Apiiro’s deep analysis of millions of lines of code from various industries, including financial services and tech, reveals alarming security flaws in AI-generated code. These include a threefold increase in repositories containing personally identifiable information (PII) and payment data, a tenfold rise in APIs missing input validation, and a surge in exposed sensitive API endpoints. This is a vulnerability that can be used by cybercriminal for several offenses.
The explosive growth of AI tool usage, especially since OpenAI’s ChatGPT launch in late 2022, has intensified these risks. According to Apiiro, the number of pull requests, a key indicator of code creation, surged by 70% since Q3 2022, far outpacing the 30% growth in repositories and the 20% increase in developers. This acceleration in code creation highlights the growing gap between AI-driven development and manual security reviews.

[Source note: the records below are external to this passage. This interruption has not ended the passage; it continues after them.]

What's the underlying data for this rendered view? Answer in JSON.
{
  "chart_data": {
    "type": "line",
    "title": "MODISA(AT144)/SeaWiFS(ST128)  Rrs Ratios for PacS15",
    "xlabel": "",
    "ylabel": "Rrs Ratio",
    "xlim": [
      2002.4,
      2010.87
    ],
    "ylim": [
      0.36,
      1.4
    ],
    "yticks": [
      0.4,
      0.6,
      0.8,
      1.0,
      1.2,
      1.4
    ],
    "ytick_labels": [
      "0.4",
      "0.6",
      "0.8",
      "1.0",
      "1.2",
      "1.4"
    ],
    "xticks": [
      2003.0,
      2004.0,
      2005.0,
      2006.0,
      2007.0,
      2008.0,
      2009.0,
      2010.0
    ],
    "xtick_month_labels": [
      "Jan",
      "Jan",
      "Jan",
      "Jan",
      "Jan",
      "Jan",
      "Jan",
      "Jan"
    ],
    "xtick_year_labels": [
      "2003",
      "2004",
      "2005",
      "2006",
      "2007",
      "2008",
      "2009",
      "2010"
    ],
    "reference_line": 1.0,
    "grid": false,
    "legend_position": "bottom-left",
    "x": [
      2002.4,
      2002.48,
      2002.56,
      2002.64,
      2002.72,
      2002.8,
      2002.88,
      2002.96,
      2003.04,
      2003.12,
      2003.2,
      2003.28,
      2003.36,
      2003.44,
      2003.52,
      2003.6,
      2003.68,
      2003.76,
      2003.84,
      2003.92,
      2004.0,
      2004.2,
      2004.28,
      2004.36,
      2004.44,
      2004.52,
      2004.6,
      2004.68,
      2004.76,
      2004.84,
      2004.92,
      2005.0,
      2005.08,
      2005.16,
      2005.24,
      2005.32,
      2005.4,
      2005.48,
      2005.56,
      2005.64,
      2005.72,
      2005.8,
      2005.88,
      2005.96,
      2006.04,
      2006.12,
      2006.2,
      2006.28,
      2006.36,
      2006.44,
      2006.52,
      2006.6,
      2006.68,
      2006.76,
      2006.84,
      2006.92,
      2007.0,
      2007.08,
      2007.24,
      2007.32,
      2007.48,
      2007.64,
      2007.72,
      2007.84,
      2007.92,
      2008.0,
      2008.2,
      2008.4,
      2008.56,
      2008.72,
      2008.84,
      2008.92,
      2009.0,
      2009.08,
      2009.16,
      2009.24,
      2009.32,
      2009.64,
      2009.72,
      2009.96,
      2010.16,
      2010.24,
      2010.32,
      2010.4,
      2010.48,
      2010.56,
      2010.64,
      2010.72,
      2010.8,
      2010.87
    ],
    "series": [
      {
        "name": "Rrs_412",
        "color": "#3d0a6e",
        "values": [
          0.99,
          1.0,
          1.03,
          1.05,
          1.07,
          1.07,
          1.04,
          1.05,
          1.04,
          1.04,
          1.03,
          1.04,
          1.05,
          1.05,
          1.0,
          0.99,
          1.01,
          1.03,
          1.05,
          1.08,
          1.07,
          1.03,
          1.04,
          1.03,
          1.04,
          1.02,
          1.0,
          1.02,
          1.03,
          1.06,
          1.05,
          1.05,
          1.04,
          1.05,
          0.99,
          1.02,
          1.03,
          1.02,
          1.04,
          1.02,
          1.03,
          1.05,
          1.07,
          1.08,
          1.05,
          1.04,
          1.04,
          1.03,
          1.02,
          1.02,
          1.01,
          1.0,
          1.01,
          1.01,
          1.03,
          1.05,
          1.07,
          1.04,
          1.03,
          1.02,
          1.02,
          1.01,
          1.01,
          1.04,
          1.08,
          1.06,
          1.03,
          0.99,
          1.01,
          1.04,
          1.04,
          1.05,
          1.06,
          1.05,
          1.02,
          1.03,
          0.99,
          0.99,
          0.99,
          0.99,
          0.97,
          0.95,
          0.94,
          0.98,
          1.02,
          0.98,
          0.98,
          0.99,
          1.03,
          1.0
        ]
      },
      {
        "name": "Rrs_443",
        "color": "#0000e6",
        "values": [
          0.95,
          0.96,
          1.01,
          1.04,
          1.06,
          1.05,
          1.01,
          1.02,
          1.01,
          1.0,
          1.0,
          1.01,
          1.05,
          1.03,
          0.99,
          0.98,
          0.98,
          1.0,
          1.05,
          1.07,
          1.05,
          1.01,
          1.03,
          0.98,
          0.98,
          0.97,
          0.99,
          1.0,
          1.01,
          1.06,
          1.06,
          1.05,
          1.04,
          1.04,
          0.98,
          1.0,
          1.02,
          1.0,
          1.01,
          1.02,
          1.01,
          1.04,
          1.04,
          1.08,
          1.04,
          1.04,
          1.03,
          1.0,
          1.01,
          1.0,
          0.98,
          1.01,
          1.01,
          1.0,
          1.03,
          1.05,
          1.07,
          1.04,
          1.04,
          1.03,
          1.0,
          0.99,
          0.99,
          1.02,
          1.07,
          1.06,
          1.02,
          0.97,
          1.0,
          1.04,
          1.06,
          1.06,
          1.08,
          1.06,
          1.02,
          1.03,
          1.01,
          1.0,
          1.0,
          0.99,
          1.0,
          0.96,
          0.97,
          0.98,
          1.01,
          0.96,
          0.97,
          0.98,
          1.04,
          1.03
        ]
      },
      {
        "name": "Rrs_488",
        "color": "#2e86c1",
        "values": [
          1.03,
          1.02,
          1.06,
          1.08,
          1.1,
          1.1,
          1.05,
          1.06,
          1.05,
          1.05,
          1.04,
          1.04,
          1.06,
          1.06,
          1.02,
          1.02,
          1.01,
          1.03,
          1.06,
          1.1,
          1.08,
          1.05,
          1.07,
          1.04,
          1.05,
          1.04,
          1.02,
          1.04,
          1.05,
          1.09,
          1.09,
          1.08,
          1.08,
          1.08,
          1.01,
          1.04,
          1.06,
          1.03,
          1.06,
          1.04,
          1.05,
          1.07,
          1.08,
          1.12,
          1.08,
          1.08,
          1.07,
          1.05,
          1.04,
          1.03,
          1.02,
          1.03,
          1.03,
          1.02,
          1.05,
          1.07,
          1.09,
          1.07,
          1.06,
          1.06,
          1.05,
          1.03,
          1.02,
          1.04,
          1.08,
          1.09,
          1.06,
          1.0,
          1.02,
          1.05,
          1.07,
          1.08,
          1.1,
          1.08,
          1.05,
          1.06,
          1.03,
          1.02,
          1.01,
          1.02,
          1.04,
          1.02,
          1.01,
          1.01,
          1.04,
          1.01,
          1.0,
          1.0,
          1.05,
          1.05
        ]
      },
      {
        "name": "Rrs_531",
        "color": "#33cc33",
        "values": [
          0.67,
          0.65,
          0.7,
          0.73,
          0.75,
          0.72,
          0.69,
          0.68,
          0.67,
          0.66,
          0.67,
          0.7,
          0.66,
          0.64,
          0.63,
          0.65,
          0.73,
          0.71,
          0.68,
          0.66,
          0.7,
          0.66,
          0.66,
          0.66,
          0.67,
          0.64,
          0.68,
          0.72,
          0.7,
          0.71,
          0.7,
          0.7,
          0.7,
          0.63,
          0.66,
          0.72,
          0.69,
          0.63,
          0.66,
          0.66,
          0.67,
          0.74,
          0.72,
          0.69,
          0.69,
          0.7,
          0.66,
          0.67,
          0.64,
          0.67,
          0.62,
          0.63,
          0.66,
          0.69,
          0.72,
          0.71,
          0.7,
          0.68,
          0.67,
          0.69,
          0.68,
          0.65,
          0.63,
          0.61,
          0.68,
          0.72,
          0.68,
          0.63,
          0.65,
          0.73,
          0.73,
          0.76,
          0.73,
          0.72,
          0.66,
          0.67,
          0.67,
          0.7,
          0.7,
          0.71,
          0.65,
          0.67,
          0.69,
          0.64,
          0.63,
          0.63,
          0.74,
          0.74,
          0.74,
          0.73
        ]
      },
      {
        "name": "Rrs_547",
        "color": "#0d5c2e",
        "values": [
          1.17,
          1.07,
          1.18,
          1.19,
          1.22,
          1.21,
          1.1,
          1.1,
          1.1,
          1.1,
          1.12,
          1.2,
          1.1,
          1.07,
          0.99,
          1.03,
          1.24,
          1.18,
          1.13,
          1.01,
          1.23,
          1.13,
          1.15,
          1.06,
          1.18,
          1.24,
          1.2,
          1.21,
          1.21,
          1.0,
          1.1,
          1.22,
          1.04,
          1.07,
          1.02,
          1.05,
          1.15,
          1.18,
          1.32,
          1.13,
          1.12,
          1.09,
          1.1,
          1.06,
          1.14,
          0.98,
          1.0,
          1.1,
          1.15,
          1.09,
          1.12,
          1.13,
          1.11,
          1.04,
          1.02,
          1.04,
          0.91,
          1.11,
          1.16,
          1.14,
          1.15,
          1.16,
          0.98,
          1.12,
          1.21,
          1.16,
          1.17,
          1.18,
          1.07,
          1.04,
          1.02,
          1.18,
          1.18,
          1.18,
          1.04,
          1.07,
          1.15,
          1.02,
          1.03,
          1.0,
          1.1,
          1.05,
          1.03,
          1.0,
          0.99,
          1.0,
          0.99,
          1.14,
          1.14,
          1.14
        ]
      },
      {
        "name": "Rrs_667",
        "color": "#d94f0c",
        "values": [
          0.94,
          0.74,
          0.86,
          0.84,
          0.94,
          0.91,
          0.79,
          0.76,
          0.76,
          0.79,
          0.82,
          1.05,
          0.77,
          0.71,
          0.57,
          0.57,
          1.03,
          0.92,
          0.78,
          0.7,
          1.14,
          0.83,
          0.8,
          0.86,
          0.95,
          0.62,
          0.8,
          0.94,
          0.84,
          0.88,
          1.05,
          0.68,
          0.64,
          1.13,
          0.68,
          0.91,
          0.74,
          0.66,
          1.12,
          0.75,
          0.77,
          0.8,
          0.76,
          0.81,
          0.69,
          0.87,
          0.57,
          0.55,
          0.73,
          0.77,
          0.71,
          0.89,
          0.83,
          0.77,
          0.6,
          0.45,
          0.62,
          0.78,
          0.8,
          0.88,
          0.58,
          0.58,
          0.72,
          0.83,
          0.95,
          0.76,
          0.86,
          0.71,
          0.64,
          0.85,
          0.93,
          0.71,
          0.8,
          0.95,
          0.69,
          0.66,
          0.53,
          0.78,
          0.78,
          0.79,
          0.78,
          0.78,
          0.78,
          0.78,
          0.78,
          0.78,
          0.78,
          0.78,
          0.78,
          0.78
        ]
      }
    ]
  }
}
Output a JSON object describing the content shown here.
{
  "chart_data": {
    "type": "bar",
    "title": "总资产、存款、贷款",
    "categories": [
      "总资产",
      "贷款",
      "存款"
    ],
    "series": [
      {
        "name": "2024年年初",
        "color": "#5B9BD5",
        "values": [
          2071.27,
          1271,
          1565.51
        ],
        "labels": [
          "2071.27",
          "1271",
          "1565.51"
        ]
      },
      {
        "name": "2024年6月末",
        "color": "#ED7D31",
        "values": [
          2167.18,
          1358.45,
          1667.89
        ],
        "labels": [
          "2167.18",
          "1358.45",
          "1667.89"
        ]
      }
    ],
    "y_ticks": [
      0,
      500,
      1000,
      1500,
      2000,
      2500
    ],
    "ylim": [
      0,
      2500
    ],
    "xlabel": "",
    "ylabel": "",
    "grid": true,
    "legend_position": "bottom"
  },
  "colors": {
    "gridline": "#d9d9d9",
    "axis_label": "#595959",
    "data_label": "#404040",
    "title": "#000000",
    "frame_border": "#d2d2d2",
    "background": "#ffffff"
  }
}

Experts stress that traditional security review processes, which rely on manual oversight, are no longer sufficient in the age of AI coding. As developers race to meet demands for faster code creation, vulnerabilities such as exposed APIs and missing authorizations are becoming more prevalent, leaving businesses vulnerable to cyberattacks.
To mitigate these risks, experts urge businesses to adopt automated security review systems that can keep up with the pace of AI-powered code creation. The challenge lies in balancing innovation with security, ensuring that the benefits of AI tools don’t come at the cost of organizational safety.